Who will trust this woman who, as President Bush’s National Security Advisor, said that Saddam Hussein had weapons of mass destruction capable of producing a "mushroom cloud" over an American city?

Who will trust this woman who, as National Security Advisor, said Saddam Hussein sheltered al Qaeda terrorists in Baghdad and helped train some in chemical weapons development (CNN report, Sept. 26, 2002, 1:28 PM EDT)?

Who will trust this woman who won’t answer a question but says "trust me"?
With all the details now in the news Condi Rice's stonewalling statements make her look like an idiot who can't be trusted.
Details of specific rendition cases are so much in the news as to make Condi Rice’s stonewalling absurd. On December 4 the Washington Post reported that in May of last year the US ambassador to Germany was dispatched by the White House to inform the German Interior Minister that the CIA had kidnapped a German citizen, Khaled Masri, and flown him to a CIA prison in Afghanistan where he was held for five months.

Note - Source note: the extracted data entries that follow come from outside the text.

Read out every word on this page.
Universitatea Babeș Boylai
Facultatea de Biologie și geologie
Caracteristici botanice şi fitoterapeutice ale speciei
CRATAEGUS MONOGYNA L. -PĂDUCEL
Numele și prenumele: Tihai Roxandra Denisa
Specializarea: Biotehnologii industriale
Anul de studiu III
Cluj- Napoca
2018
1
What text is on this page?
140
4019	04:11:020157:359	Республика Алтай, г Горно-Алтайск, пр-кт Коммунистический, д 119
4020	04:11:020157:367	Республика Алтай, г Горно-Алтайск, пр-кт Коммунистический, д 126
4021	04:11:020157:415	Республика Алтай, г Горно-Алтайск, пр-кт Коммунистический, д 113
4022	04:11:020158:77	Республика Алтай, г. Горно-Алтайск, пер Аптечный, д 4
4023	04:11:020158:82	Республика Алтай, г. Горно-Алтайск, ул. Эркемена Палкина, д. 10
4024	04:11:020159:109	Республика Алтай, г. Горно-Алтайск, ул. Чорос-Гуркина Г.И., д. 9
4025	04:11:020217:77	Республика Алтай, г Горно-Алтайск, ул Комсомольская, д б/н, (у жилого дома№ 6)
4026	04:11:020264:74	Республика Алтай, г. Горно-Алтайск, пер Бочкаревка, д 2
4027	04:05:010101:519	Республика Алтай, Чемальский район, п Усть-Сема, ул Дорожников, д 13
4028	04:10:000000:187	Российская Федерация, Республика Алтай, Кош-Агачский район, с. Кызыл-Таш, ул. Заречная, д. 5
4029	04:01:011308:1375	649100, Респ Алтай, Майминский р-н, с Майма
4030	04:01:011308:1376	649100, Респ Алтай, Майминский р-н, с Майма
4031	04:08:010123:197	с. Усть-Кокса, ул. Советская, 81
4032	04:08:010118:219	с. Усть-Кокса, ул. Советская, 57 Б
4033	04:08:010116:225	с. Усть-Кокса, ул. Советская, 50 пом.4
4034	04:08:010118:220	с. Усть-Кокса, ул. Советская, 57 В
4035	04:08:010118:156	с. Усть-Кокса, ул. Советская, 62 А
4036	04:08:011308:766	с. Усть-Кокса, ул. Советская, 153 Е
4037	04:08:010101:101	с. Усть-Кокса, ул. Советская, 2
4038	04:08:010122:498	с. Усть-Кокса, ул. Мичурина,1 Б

The Americans told the Germans that Masri was innocent and would be released. The Germans were instructed to say nothing about the incident even if Masri went public, because the US did not want to acknowledge the rendition program. In other words, the Bush administration expects any other government that finds out about its wrongful actions to keep quiet about them even when its own citizens are victimized.

Gentle reader, who could possibly believe Rice’s reassurances that the US respects the sovereignty of other countries when it is established fact that the US kidnaps other countries’ citizens abroad and flies them off to torture prisons?
Do you think the policy won't impact you? We;; who have you pissed off lately?
To comprehend the importance of due process, a process that the Bush administration has destroyed for "suspects" be they American citizens or foreigners, entertain that on the way to work one morning you are forcefully intercepted and spirited away to Afghanistan or to Egypt or any of the other locations of US torture prisons. Why are you there, you wonder. Did a personal enemy or envious colleague report you on a false charge? Did a tortured suspect somewhere utter a name that resembled yours?

Nonsense, it can’t happen, you say? Alas, it happened to Masri and perhaps 3,000 others who are estimated to have been "renditioned." According to the Washington Post, a CIA official said that Masri was kidnapped and held secretly for five months because the woman in charge of the CIA’s Counterterrorist Center’s al Qaeda unit "believed he was someone else. She didn’t really know. She just had a hunch."

Isn’t it reassuring that the US government toys with people’s lives on the basis of female intuition?

This is justice in America, a country that is teaching Iraq about democracy through force of arms.
This is what our country has become. As I said the other day:
It is becoming obvious that 911 did change everything, for the worse. The United States was once the beacon for freedom and justice but no more.